Optionspflicht

„Ich werde die Verantwortlichen abwählen“

2013 fallen die ersten Betroffenen der Optionsregelung im Staatsangehörigkeitsrecht zum Opfer. Sie verlieren den deutschen Pass. Emre (20) will sich frühzeitig entscheiden, um wählen zu dürfen. Dann wolle er die Verantwortlichen abwählen.

Dienstag, 08.01.2013, 8:30 Uhr|zuletzt aktualisiert: Montag, 14.01.2013, 13:35 Uhr Lesedauer: 3 Minuten  |  

Die Optionspflicht, einst als Zwischenlösung von der FDP vorgeschlagen und von CDU und SPD hingenommen, entpuppt sich zunehmend als fauler Kompromiss.
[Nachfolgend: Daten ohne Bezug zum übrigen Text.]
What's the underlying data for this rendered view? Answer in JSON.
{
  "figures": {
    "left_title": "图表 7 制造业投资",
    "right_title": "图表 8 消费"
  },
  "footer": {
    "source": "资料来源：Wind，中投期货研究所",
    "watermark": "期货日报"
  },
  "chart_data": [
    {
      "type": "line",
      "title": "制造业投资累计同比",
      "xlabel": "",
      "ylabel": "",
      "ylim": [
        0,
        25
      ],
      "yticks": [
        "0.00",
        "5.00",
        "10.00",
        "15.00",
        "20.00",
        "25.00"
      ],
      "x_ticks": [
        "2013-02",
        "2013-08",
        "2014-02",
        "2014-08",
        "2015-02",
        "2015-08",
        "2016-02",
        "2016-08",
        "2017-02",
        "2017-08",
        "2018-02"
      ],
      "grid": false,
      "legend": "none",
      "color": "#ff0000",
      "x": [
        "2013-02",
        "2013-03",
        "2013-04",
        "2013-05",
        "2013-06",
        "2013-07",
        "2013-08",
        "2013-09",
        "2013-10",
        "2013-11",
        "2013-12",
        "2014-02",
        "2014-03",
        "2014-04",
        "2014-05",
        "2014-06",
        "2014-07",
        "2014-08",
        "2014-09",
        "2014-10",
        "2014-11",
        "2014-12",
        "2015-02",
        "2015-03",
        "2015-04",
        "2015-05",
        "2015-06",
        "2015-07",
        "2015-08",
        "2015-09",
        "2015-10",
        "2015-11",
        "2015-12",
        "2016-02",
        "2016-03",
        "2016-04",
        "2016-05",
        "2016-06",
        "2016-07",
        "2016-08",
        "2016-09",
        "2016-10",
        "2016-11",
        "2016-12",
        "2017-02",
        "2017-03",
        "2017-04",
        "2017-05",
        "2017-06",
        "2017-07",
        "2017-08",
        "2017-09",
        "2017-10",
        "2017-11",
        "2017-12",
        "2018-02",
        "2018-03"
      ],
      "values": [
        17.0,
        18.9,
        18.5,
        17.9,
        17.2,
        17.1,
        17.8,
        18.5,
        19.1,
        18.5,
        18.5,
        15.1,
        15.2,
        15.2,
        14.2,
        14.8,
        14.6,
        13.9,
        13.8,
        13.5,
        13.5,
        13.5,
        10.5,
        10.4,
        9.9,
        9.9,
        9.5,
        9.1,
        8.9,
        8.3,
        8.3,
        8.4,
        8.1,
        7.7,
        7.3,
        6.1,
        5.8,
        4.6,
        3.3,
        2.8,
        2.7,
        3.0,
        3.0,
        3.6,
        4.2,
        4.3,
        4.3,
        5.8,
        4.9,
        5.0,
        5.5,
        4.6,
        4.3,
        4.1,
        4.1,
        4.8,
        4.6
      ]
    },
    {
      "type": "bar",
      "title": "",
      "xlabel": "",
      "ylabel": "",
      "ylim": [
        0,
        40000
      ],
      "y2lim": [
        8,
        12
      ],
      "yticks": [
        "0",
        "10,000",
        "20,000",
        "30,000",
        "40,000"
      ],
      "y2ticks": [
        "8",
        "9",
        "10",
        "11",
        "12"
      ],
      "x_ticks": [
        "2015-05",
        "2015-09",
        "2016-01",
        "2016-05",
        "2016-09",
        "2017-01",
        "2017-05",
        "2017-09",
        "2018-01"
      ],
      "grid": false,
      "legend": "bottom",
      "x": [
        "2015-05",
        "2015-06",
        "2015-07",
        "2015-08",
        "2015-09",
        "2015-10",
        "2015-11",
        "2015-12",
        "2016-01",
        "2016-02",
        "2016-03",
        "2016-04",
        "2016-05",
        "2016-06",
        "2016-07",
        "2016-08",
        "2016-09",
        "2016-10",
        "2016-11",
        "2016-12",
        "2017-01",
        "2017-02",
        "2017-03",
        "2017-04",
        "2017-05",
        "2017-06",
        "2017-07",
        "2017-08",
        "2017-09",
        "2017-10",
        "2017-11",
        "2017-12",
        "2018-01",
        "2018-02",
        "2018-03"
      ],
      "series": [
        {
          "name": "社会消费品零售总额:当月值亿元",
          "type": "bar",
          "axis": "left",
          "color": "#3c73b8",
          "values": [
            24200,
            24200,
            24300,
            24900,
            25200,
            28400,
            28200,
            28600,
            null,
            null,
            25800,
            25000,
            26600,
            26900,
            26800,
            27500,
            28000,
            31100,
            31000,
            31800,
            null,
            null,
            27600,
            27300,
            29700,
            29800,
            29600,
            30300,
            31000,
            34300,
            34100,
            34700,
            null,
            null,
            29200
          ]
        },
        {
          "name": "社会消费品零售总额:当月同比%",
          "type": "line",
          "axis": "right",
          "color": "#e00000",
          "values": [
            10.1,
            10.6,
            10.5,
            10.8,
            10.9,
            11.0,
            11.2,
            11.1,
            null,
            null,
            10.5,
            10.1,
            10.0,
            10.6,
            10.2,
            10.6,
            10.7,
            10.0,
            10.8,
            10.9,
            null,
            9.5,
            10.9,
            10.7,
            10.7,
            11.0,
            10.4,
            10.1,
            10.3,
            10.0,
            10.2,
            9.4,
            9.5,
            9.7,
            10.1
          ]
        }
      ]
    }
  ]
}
Nicht nur der bürokratische Mehraufwand mit unnötigen Kosten, die Regelung wird auch der Lebenswirklichkeit der meisten Betroffenen nicht gerecht, wie ein aktueller Fall aus Hessen zeigt.

Dort verlor eine 23-jährige Hanauerin ihren deutschen Pass, weil sie nicht rechtzeitig zwischen deutscher und türkischer Staatsangehörigkeit gewählt hat. Dabei hätte sie am liebsten den deutschen Pass behalten. Die Behörde sieht keinen Spielraum.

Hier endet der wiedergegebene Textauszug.